Pardonnez moi, mais je vais te tutoyer.
Je ne connais pas ton nom, ton prénom, ni ton visage, alors je vais t’appeler La Maison, ce sera plus simple.

Depuis Août dernier on s’envoie des lettres sans vraiment se connaître, alors aujourd’hui j’ai décidé de briser l’ordre établi.
Voilà, je m’appel Stéphane Pascal et je ne suis pas que le client numéro 1227332.
Je suis moniteur d’auto école. J’ai trois enfants de moins de trois ans et, comme toi, j’ai des moments de joie et des peines.

Toi et moi nous avons un point commun, nous aimons tous les deux la broderie. C’est d’ailleur comme ça que nous nous somme rencontrés.
Le 10 Juillet dernier je t’ai passé une commande d’un montant de 123,30 euros, et depuis tu n’as cessée de m’envoyer des mails et des courriers par la poste. Et même si je ne te répond que rarement, je les lis tous avec envie.
Alors oui, je ne te cache pas que je ne t’ai pas toujours été fidèle. J’ai acheté du matériel de broderie sur un autre site, une fois, dans des merceries de quartier, à deux reprises, et mainte fois dans des magasins plus grand tel que Mondial Tissus ou même Cultura.
Mais malgré ça je continue de te lire.
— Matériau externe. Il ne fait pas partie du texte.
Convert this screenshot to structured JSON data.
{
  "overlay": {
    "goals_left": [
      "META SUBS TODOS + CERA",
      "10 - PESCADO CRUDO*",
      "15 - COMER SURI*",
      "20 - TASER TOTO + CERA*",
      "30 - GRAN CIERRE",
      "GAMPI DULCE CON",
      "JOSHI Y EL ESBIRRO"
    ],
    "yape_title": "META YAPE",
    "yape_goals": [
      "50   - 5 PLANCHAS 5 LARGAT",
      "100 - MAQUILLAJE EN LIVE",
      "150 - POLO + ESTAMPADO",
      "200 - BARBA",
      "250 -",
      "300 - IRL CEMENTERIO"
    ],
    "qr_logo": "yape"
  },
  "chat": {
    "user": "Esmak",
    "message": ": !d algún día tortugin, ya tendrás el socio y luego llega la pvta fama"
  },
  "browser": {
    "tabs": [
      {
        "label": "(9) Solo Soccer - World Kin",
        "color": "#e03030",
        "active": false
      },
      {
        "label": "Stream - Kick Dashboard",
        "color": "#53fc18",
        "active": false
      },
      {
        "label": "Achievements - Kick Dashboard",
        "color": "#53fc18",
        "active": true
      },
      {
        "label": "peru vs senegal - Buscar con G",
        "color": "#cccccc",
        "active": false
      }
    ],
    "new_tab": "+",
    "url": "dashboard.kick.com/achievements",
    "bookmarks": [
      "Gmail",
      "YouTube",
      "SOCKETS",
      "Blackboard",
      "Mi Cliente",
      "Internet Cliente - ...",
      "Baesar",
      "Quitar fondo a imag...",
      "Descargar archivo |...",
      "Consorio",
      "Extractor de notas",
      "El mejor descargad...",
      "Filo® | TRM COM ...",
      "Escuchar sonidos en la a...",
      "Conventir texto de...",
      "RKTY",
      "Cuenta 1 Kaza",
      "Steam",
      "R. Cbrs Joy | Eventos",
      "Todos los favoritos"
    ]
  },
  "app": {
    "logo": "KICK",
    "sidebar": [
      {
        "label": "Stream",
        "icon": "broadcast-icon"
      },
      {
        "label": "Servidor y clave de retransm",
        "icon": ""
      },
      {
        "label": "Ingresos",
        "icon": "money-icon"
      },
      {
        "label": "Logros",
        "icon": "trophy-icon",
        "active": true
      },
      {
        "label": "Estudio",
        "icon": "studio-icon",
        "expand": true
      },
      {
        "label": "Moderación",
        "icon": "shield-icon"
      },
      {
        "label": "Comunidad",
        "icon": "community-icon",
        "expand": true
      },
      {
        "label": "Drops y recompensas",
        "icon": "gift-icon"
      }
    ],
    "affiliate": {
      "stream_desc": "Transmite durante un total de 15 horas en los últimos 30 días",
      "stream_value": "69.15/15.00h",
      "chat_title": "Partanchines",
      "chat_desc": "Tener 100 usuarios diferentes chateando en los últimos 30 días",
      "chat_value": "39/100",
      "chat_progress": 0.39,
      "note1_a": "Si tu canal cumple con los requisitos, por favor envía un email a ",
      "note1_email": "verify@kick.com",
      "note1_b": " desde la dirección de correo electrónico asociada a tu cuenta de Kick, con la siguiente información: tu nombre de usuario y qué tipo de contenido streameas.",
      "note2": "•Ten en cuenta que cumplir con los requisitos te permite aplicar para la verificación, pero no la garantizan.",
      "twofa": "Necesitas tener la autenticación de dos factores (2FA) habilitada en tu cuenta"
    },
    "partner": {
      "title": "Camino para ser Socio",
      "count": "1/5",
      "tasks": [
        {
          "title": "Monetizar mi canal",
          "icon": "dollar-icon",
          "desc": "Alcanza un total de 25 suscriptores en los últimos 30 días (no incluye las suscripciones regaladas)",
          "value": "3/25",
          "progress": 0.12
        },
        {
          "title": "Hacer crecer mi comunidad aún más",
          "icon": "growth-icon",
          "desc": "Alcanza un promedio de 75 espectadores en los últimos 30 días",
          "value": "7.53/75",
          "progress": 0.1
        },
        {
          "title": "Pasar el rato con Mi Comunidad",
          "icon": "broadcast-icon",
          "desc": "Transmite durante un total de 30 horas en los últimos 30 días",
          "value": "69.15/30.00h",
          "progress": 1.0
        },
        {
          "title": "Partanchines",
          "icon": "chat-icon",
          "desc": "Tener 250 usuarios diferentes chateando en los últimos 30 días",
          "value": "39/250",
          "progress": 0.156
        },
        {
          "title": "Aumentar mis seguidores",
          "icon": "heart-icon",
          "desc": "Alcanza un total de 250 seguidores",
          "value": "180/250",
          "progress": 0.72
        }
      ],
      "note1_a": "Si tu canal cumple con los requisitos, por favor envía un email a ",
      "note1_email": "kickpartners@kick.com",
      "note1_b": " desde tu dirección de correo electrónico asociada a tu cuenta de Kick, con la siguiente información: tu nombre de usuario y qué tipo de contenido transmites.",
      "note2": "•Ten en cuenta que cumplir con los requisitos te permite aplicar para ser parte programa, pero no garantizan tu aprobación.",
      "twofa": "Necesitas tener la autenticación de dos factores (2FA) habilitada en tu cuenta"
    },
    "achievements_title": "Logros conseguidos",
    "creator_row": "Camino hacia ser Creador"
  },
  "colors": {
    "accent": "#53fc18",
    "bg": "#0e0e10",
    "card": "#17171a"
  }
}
Chaque fois.

Pourquoi ne pas avoir continué à passer des commandes chez toi ? Je dois bien admettre que tes frais de port son un frein à établir une relation plus sérieuse entre nous. Car rarement le besoin d’acquérir pour 69 euros de marchandise ne se présente à moi.

Mais si je t’écris aujourd’hui, La Maison, ce n’est pas concernant des achats, mais plutôt ce petit jeu qui se joue entre nous.

Tu l’auras sans doute remarquée, mais je suis un homme.
Du moins c’est ce qu’indique ma carte nationale d’identité, et pour renforcer cela je porte la barbe.
Malgré le fait que parfois j’applique une lotion sur cette barbe pour la rendre plus douce, ceci ne me retire pas ce statut d’homme, j’ai vérifié.

Alors oui, cela peut surprendre, mais je suis bien un homme et je brode. J’adore ça même. Je fais pas mal de T-shirt pour enfant, je pourrais t’envoyer quelques photos si tu le souhaite.

Mais là est le problème.
J’ai l’impression que tu ne me considère pas comme l’homme que je suis.
Lors de nos premiers échanges, tu commençais tes lettres par la mention « Chère cliente », or comme je te l’ai souligné plus haut, je suis par conséquent un client, titre que m’attribue mon statut d’homme souviens toi.
De plus, au dos de ton courrier, l’enveloppe précisée que tu étais le spécialiste « des ouvrages pour dames ».
Ça y est, tu me faisais me sentir féminin et âgé…

Alors à l’époque j’ai pris ma plume, et sur le ton de l’humour je t’ai fait remarquer que le fait de broder n’entachait nullement ma virilité.

Et lors de ton courrier suivant, la traditionnelle mention « Chère cliente  » était remplacée par le therme « Cher(e) Client(e) ».
Est ce pour moi que tu as fait cet effort ?
En tout cas cela m’a touché. Sincèrement.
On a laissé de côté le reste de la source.